Baru pulang dari luar kota tadi malam Saya agak
malas untuk siap-siap ke kantor, nanti agak siang saja Saya masuknya. Istri
saya sudah berangkat, anak semata wayang saya sudah ke sekolah. Selesai sarapan
yang disiapkan oleh Yuni Saya belum juga mandi tapi menikmati 3 hari koran yang
belum sempat saya baca selama keluar kota di sofa ruang tamu. Santai… Hari
menjelang siang.
Yuni baru saja selesai mengepel lantai lalu ke
belakang. Rasanya ada yang aneh pada Yuni. Tiap hari dia memang mengepel lantai
dan itu biasa. Entah apanya yang berbeda pada dia pagi ini Saya tak
memperhatikan dan memang tak ingin tahu. Hanya saya rasakan agak aneh saja.
Kembali Saya membaca koran. Ketika terdengar suara guyuran air di kamar mandi
belakang, juga masih biasa, Yuni selesai bersih-bersih rumah lalu mandi.
Lalu setengah jam kemudian dia tampak sliweran
antara dapur dan ruang makan juga biasa. Juga ketika masuk ke kamar anak saya.
Sekilas Saya sempat melihatnya lewat dari balik bentangan koran saya. Mungkin
ini yang tak biasa, dia tampak lebih rapi dari biasanya. Daster yang dia
kenakan tampaknya baru. Mungkin dia mau keluar belanja, pikirku.

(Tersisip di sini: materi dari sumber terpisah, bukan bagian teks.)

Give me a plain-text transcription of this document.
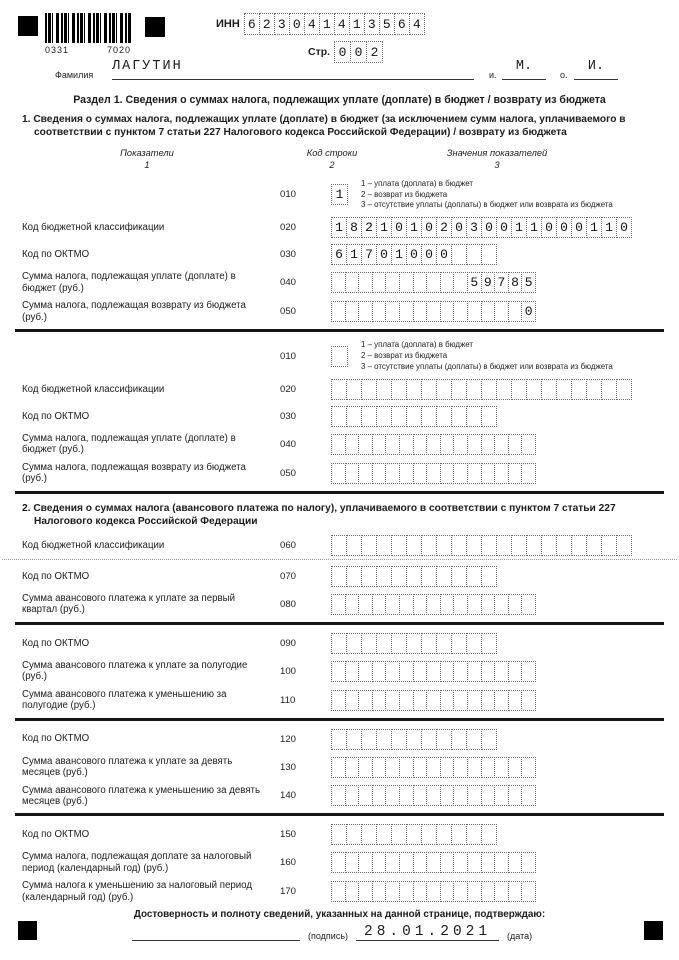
0331	7020
ИНН 6 2 3 0 4 1 4 1 3 5 6 4
Стр. 0 0 2
Фамилия
ЛАГУТИН
и.
М.
о.
И.
Раздел 1. Сведения о суммах налога, подлежащих уплате (доплате) в бюджет / возврату из бюджета
1. Сведения о суммах налога, подлежащих уплате (доплате) в бюджет (за исключением сумм налога, уплачиваемого в соответствии с пунктом 7 статьи 227 Налогового кодекса Российской Федерации) / возврату из бюджета
Показатели
1
Код строки
2
Значения показателей
3
010	1
1 – уплата (доплата) в бюджет
2 – возврат из бюджета
3 – отсутствие уплаты (доплаты) в бюджет или возврата из бюджета
Код бюджетной классификации	020	1 8 2 1 0 1 0 2 0 3 0 0 1 1 0 0 0 1 1 0
Код по ОКТМО	030	6 1 7 0 1 0 0 0
Сумма налога, подлежащая уплате (доплате) в бюджет (руб.)	040	5 9 7 8 5
Сумма налога, подлежащая возврату из бюджета (руб.)	050	0
010
1 – уплата (доплата) в бюджет
2 – возврат из бюджета
3 – отсутствие уплаты (доплаты) в бюджет или возврата из бюджета
Код бюджетной классификации	020
Код по ОКТМО	030
Сумма налога, подлежащая уплате (доплате) в бюджет (руб.)	040
Сумма налога, подлежащая возврату из бюджета (руб.)	050
2. Сведения о суммах налога (авансового платежа по налогу), уплачиваемого в соответствии с пунктом 7 статьи 227 Налогового кодекса Российской Федерации
Код бюджетной классификации	060
Код по ОКТМО	070
Сумма авансового платежа к уплате за первый квартал (руб.)	080
Код по ОКТМО	090
Сумма авансового платежа к уплате за полугодие (руб.)	100
Сумма авансового платежа к уменьшению за полугодие (руб.)	110
Код по ОКТМО	120
Сумма авансового платежа к уплате за девять месяцев (руб.)	130
Сумма авансового платежа к уменьшению за девять месяцев (руб.)	140
Код по ОКТМО	150
Сумма налога, подлежащая доплате за налоговый период (календарный год) (руб.)	160
Сумма налога к уменьшению за налоговый период (календарный год) (руб.)	170
Достоверность и полноту сведений, указанных на данной странице, подтверждаю:
(подпись)	28.01.2021	(дата)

Dalam kesibukan dia di ruang makan kadang dia
membuat suara-suara benturan piring dan alat lainnya. Dengan sendirinya Saya
sedikit mengangkat kepala mengalihkan pandangan dari koran ke arahnya. Itu
gerakan refleks yang biasa. Yang tak biasa adalah dia beberapa kali
‘tertangkap’ sedang memandang ke arah saya tapi tatapan matanya agak ke bawah.
Ketika dia sedang ke belakang Saya coba meneliti adakah yang aneh pada diri
saya ? Kebiasaan di rumah Saya selalu mengenakan celana pendek. Itu sudah
sering dan Yuni juga sudah tahu. Jadi apanya yang aneh? Ah, memang Saya peduli!
Saya terus saja membaca.
Sampai tak lama kemudian, saat sedang asyiknya Saya
membaca tanpa saya sadari Yuni sudah berdiri di depan saya. Koran saya
letakkan, belum sempat Saya membuka mulut untuk bertanya, tiba-tiba Yuni
menghambur ke arah saya, duduk di pangkuan saya dan memeluk tubuh saya. Lalu
kepalanya yang tersembunyi di dada saya terlihat sedikit berguncang. Yuni
menangis. Ada angin apa nih?
“Maafkan aku Kang…” katanya di sela-sela isakan
tangisnya.
Yuni memang bukan pembantu. Dia adalah sepupu istri
saya, sama-sama dari Kuningan, asal istri saya. Dia cukup cerdas walau SMK saja
tak tamat, karena keburu disuruh menikah oleh ibunya. Teman-temannya di kampung
pada umumnya hanya tamatan SMP atau bahkan SD. Dia sebenarnya ingin sekolah
sampai tingkat sarjana, hanya kebiasaan di kampung mengharuskan anak perempuan
sudah berrumah-tangga ketika mencapai umur 16 atau 17 tahun. Malang baginya,
ketika usia pernikahan menjelang setahun suaminya tertangkap basah
berselingkuh. Dia minta cerai dan ingin ikut istri saya ke Jakarta sambil siapa
tahu bisa meneruskan sekolahnya dan menggapai cita-citanya menjadi sarjana
pertanian. Di kampung dulu dia memang amat dekat dengan istri saya.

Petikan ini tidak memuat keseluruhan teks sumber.